The European Space Agency (ESA) has announced that it has signed an 86 million euro agreement with Swiss start-up ClearSpace. Objective: to desorb space waste so as to burn it in the atmosphere.
The problem of space debris
Imagine how dangerous it would be to navigate the high seas if all the craft ever lost in history still drifted on the water. This is the current situation in Earth orbit. ESA estimates that more than 34,000 man-made space debris more than ten centimeters above our heads. These objects, which fly through space at several thousand km / h, then pose a real threat to active satellites and other occupants of the ISS. Just last year, the International Space Station had to use its thrusters to dodge a piece of debris three times.
And it’s not over. In the years to come, the number of satellites will indeed increase as the various mega-constellations made up of hundreds, even thousands of satellites, will position themselves in low earth orbit.
A test in 2025
These waste issues are taken very seriously by the European Space Agency (ESA). With that in mind, last year, she asked several companies to come up with a solution to remove this debris. Out of a panel of more than a dozen applicants, the agency set its sights on ClearSpace, founded by members of the Federal Polytechnic in Lausanne, ultimately awarding it a contract worth 86 million euros.
By 2025, the Swiss start-up will launch its first active debris disposal mission, called ClearSpace-1, which will aim to capture and recover a payload of around 112 kilograms left in low earth orbit following the second. launch of the European Vega rocket in 2013. The idea will be to grab hold of this waste with robotic arms, then bring it back into the atmosphere where it will be burned.

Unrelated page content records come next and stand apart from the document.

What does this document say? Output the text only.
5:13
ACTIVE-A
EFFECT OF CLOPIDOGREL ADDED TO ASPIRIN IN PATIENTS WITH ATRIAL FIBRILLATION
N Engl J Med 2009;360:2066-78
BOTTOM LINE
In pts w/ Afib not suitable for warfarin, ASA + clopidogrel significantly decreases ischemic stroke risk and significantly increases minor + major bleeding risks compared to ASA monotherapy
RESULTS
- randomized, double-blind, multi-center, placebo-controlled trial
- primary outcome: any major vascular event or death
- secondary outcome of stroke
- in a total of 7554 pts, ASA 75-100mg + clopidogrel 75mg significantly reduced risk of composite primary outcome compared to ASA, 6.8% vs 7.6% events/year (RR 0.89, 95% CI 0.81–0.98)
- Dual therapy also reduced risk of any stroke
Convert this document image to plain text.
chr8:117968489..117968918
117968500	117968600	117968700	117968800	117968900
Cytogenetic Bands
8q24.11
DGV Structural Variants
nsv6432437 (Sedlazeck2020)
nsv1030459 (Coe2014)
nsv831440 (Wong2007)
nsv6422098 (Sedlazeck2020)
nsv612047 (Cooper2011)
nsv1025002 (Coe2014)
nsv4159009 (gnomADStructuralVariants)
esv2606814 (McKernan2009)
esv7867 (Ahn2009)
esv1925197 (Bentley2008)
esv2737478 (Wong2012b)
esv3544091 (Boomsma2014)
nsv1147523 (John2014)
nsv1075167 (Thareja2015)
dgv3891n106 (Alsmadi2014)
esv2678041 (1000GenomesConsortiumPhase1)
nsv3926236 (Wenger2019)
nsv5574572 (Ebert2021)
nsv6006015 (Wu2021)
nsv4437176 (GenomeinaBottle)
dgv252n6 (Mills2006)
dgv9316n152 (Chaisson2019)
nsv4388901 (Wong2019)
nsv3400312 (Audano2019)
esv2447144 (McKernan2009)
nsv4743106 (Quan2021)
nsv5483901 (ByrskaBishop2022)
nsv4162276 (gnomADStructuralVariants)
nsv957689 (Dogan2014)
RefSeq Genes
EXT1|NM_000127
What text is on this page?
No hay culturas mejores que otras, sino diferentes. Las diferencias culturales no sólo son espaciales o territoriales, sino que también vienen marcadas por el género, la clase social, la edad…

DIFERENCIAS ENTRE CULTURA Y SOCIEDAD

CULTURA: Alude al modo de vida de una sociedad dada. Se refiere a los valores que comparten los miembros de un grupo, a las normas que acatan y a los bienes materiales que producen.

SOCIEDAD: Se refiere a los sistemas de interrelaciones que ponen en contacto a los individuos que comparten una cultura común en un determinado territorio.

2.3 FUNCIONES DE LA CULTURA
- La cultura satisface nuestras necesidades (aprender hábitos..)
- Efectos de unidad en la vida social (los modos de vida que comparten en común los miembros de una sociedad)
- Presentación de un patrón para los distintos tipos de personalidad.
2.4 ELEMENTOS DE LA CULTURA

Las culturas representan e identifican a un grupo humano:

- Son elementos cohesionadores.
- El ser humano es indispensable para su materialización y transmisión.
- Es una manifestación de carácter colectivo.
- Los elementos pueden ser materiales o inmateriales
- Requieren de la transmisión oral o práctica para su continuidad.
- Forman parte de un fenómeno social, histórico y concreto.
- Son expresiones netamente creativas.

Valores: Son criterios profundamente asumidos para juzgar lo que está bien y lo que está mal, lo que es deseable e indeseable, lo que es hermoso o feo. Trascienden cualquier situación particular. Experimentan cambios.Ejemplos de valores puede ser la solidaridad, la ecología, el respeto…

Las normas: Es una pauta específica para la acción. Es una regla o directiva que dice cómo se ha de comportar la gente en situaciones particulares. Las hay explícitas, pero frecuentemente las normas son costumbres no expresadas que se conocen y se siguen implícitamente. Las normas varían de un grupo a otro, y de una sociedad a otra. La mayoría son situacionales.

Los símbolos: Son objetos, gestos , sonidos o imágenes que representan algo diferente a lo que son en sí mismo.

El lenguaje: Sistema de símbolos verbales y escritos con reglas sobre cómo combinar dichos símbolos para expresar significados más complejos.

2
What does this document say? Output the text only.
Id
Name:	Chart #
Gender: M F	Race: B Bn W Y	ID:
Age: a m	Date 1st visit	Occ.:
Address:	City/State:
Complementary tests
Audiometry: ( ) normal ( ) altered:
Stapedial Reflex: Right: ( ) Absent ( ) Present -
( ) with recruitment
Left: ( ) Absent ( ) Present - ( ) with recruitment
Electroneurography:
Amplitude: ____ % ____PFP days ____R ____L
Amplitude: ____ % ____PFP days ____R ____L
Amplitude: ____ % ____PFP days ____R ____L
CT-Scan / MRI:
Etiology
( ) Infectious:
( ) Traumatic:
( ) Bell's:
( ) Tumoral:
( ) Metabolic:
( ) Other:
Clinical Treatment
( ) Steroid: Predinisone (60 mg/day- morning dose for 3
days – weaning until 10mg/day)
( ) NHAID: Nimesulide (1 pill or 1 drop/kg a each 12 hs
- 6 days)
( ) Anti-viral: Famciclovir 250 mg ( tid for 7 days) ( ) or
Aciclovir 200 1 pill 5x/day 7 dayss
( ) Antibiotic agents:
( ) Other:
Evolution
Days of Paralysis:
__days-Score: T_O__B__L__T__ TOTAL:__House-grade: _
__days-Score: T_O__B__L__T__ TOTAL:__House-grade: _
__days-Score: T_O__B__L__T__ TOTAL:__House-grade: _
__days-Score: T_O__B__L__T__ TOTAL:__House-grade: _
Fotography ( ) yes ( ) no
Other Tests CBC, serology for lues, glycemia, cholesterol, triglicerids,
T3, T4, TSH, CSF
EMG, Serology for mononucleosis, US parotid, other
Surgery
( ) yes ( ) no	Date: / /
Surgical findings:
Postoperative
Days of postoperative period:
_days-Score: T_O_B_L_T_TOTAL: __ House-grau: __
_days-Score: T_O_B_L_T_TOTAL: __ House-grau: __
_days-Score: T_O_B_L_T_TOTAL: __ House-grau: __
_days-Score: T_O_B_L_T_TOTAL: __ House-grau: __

“Now is the right time for such a mission. The issue of space debris is more urgent than ever. Today we have nearly 2,000 satellites active in space and more than 3,000 down, ”said Luc Piguet, Founder and CEO of ClearSpace.
Of course, 86 million euros seems like a huge amount to spend to eliminate a single item, but ESA sees it as an investment. The technology required for the ClearSpace-1 mission, if successful, will indeed be used in future similar missions. Ultimately, the European agency hopes to launch “a new commercial sector in space”.
Note that this problem of space debris is also taken seriously by other actors. In particular, we know that China is considering using lasers, while SpaceX is offering to rely on its Starship ships to de-orbit some dead rocket bodies between two missions to the Moon or to Mars.